Marie a la mine touchante et réservée d’une femme qui vient de retrouver sa liberté. Véritable force tranquille, elle tempère de son expérience la fureur des événements et rassure par sa douceur maternelle. Le Paris filmé n’est plus celui des appartements confinés et des lendemains sans soleil, mais celui des errances en plein air. L’allure d’un cowboy, la chevelure tressée de côté, Baptiste affronte les déconvenues avec désinvolture et permet à l’histoire des envolées comiques, de ces contrepèteries visuelles qui font tout le charme du cinéma de Jacques Rivette. Le Pont du Nord retranscrit avec elle la formation nébuleuse de l’imaginaire, celui d’une enfant qui s’invente des personnages malveillants, les nomme (les Max), et leur donne vie au gré de visages inconnus. le pont du nord 2

Ces rencontres impromptues entre Marie, Baptiste et les autres personnages dessinent les contours d’un mystère universel : quelle est la part de destin, de magouille, de hasard ? Se parant ici et là des couleurs de la dystopie, Le Pont du Nord emprunte au fantastique et réalise l’autopsie documentaire de la capitale, ses façades ravagées et ses quartiers aseptisés. Invité à constater les dégâts, le spectateur voit ses croyances renversées par une narration confuse. L’association improbable de différents quartiers parisiens laisse place aux prises de vue en temps réel dans le métro, sur les rails d’un train de banlieue où tout semble ramener à une farouche vérité ; celle des désœuvrés, des mendiants et des proscrits (« La réalité ? C’est le règne de la terreur », dit Baptiste).
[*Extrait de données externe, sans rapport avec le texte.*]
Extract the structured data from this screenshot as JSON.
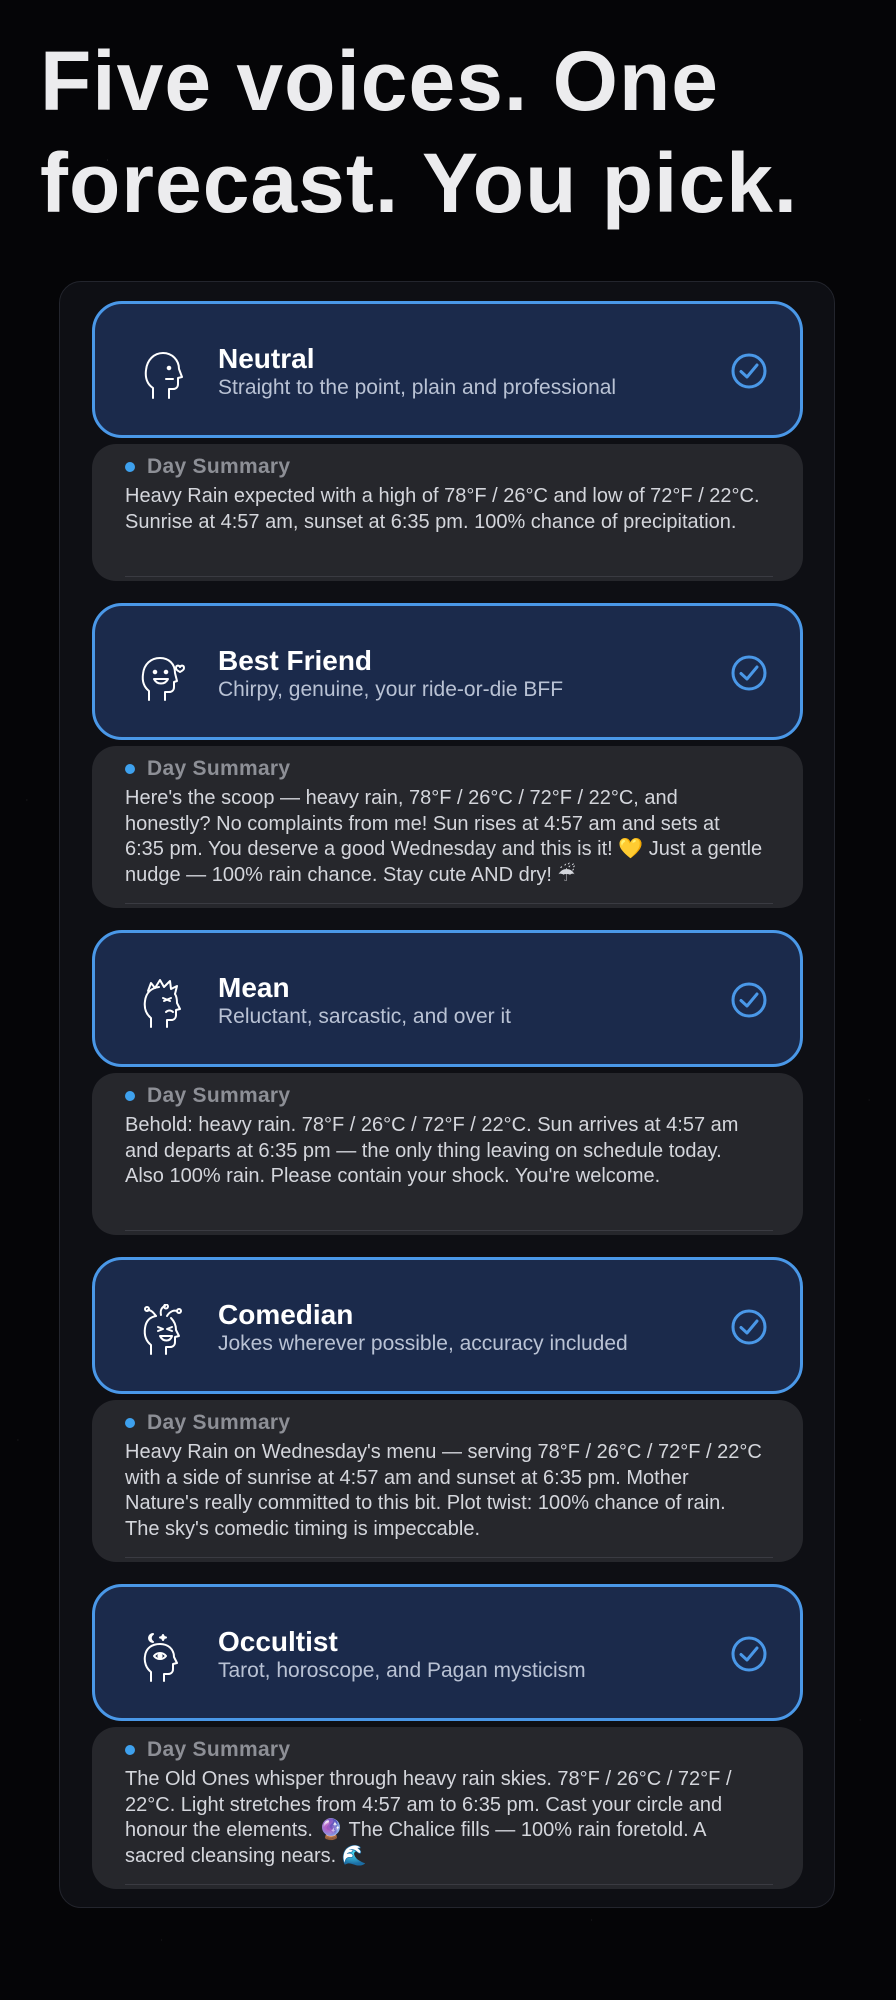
{
  "headline": "Five voices. One forecast. You pick.",
  "colors": {
    "accent": "#4a98e8",
    "card_bg": "#1b2a4b",
    "summary_bg": "#26272c",
    "dot": "#3ea1ee"
  },
  "voices": [
    {
      "name": "Neutral",
      "description": "Straight to the point, plain and professional",
      "icon": "neutral-head-icon",
      "selected": true,
      "summary_label": "Day Summary",
      "summary": "Heavy Rain expected with a high of 78°F / 26°C and low of 72°F / 22°C. Sunrise at 4:57 am, sunset at 6:35 pm. 100% chance of precipitation."
    },
    {
      "name": "Best Friend",
      "description": "Chirpy, genuine, your ride-or-die BFF",
      "icon": "heart-head-icon",
      "selected": true,
      "summary_label": "Day Summary",
      "summary": "Here's the scoop — heavy rain, 78°F / 26°C / 72°F / 22°C, and honestly? No complaints from me! Sun rises at 4:57 am and sets at 6:35 pm. You deserve a good Wednesday and this is it! 💛 Just a gentle nudge — 100% rain chance. Stay cute AND dry! ☔"
    },
    {
      "name": "Mean",
      "description": "Reluctant, sarcastic, and over it",
      "icon": "annoyed-head-icon",
      "selected": true,
      "summary_label": "Day Summary",
      "summary": "Behold: heavy rain. 78°F / 26°C / 72°F / 22°C. Sun arrives at 4:57 am and departs at 6:35 pm — the only thing leaving on schedule today. Also 100% rain. Please contain your shock. You're welcome."
    },
    {
      "name": "Comedian",
      "description": "Jokes wherever possible, accuracy included",
      "icon": "jester-head-icon",
      "selected": true,
      "summary_label": "Day Summary",
      "summary": "Heavy Rain on Wednesday's menu — serving 78°F / 26°C / 72°F / 22°C with a side of sunrise at 4:57 am and sunset at 6:35 pm. Mother Nature's really committed to this bit. Plot twist: 100% chance of rain. The sky's comedic timing is impeccable."
    },
    {
      "name": "Occultist",
      "description": "Tarot, horoscope, and Pagan mysticism",
      "icon": "mystic-head-icon",
      "selected": true,
      "summary_label": "Day Summary",
      "summary": "The Old Ones whisper through heavy rain skies. 78°F / 26°C / 72°F / 22°C. Light stretches from 4:57 am to 6:35 pm. Cast your circle and honour the elements. 🔮 The Chalice fills — 100% rain foretold. A sacred cleansing nears. 🌊"
    }
  ]
}
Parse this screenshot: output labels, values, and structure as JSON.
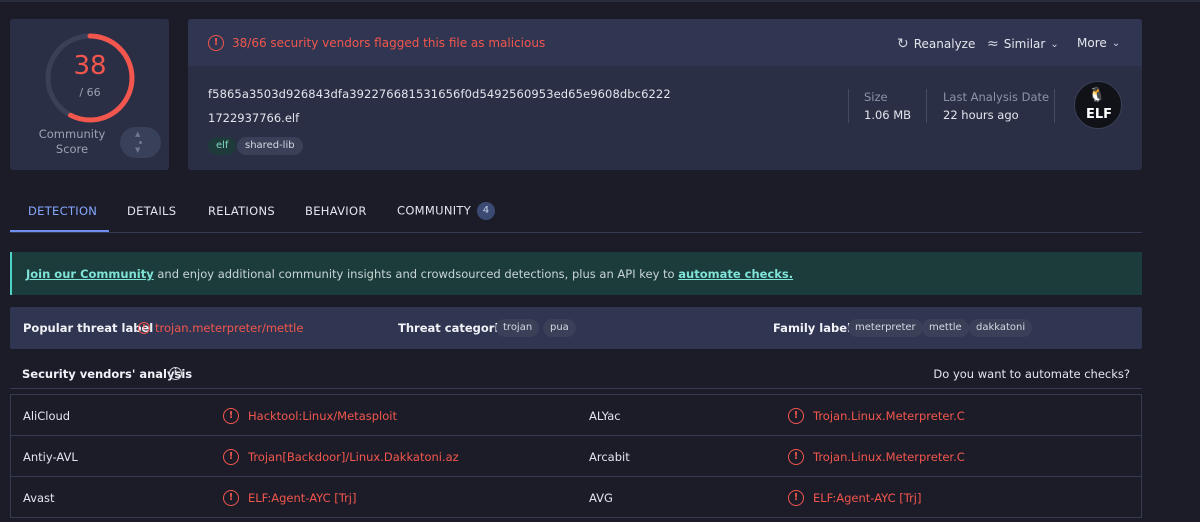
{
  "score": {
    "detections": "38",
    "total": "/ 66",
    "detection_fraction": 0.576,
    "community_label": "Community Score",
    "colors": {
      "malicious": "#f2564d",
      "track": "#3a4057"
    }
  },
  "header": {
    "alert": "38/66 security vendors flagged this file as malicious",
    "actions": {
      "reanalyze": "Reanalyze",
      "similar": "Similar",
      "more": "More"
    },
    "hash": "f5865a3503d926843dfa392276681531656f0d5492560953ed65e9608dbc6222",
    "filename": "1722937766.elf",
    "tags": [
      "elf",
      "shared-lib"
    ],
    "size_label": "Size",
    "size_value": "1.06 MB",
    "date_label": "Last Analysis Date",
    "date_value": "22 hours ago",
    "file_type_badge": "ELF"
  },
  "tabs": {
    "detection": "DETECTION",
    "details": "DETAILS",
    "relations": "RELATIONS",
    "behavior": "BEHAVIOR",
    "community": "COMMUNITY",
    "community_count": "4"
  },
  "banner": {
    "join_link": "Join our Community",
    "middle": " and enjoy additional community insights and crowdsourced detections, plus an API key to ",
    "automate_link": "automate checks."
  },
  "threat": {
    "popular_label": "Popular threat label",
    "popular_value": "trojan.meterpreter/mettle",
    "categories_label": "Threat categories",
    "categories": [
      "trojan",
      "pua"
    ],
    "family_label": "Family labels",
    "families": [
      "meterpreter",
      "mettle",
      "dakkatoni"
    ]
  },
  "vendors": {
    "title": "Security vendors' analysis",
    "automate_question": "Do you want to automate checks?",
    "rows": [
      {
        "left_name": "AliCloud",
        "left_result": "Hacktool:Linux/Metasploit",
        "right_name": "ALYac",
        "right_result": "Trojan.Linux.Meterpreter.C"
      },
      {
        "left_name": "Antiy-AVL",
        "left_result": "Trojan[Backdoor]/Linux.Dakkatoni.az",
        "right_name": "Arcabit",
        "right_result": "Trojan.Linux.Meterpreter.C"
      },
      {
        "left_name": "Avast",
        "left_result": "ELF:Agent-AYC [Trj]",
        "right_name": "AVG",
        "right_result": "ELF:Agent-AYC [Trj]"
      }
    ]
  }
}
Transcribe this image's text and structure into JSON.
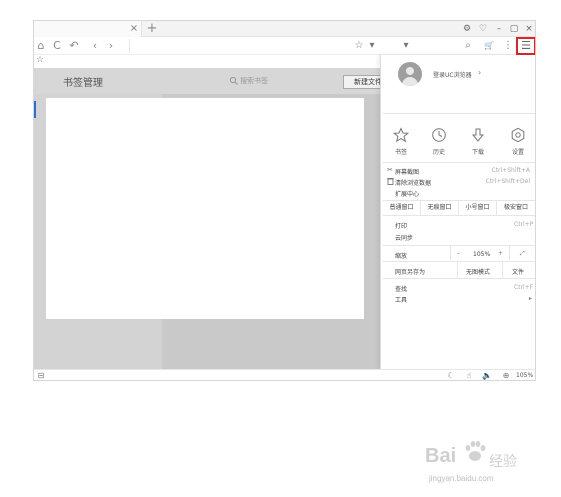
{
  "tab": {
    "close": "×",
    "new": "+"
  },
  "window_controls": {
    "icon1": "⚙",
    "icon2": "♡",
    "minimize": "–",
    "maximize": "▢",
    "close": "×"
  },
  "toolbar": {
    "home": "⌂",
    "refresh": "C",
    "undo": "↶",
    "back": "‹",
    "forward": "›",
    "star": "☆",
    "dropdown": "▾",
    "search": "⌕",
    "cart": "🛒",
    "more": "⋮",
    "menu": "☰"
  },
  "favorites": {
    "star": "☆"
  },
  "bookmark_manager": {
    "title": "书签管理",
    "search_placeholder": "搜索书签",
    "new_button": "新建文件夹"
  },
  "menu": {
    "login": "登录UC浏览器",
    "login_chevron": "›",
    "quick_actions": [
      {
        "label": "书签",
        "icon": "star-icon"
      },
      {
        "label": "历史",
        "icon": "clock-icon"
      },
      {
        "label": "下载",
        "icon": "download-icon"
      },
      {
        "label": "设置",
        "icon": "gear-icon"
      }
    ],
    "screenshot": {
      "label": "屏幕截图",
      "shortcut": "Ctrl+Shift+A"
    },
    "clear_data": {
      "label": "清除浏览数据",
      "shortcut": "Ctrl+Shift+Del"
    },
    "extensions": "扩展中心",
    "window_modes": [
      "普通窗口",
      "无痕窗口",
      "小号窗口",
      "极安窗口"
    ],
    "print": {
      "label": "打印",
      "shortcut": "Ctrl+P"
    },
    "cloud_sync": "云同步",
    "zoom": {
      "label": "缩放",
      "minus": "–",
      "value": "105%",
      "plus": "+",
      "fullscreen": "⤢"
    },
    "save_as": "网页另存为",
    "no_images": "无图模式",
    "text_mode": "文件",
    "find": {
      "label": "查找",
      "shortcut": "Ctrl+F"
    },
    "tools": "工具",
    "tools_arrow": "▸"
  },
  "statusbar": {
    "zoom": "105%"
  },
  "watermark": {
    "brand": "Bai",
    "suffix": "经验",
    "url": "jingyan.baidu.com"
  },
  "colors": {
    "highlight": "#d8282b",
    "accent": "#2a6fd6"
  }
}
Les scènes s’enchaînent comme s’il s’agissait pour Jacques Rivette de repousser la banalité. De combattre, par des prises de karaté hédonistes, les ravages d’une destinée mortifère. Cette volonté atteint son paroxysme dans la scène finale, certainement improvisée et pensée comme un désaveu, qui, poursuivant les chemins de la transmission, ouvre le film bien davantage qu’elle ne le ferme.

Le Pont du Nord ressort en version restaurée 4K, en DVD et Blu-ray le 4 avril 2018, édité par Potemkine FilmS.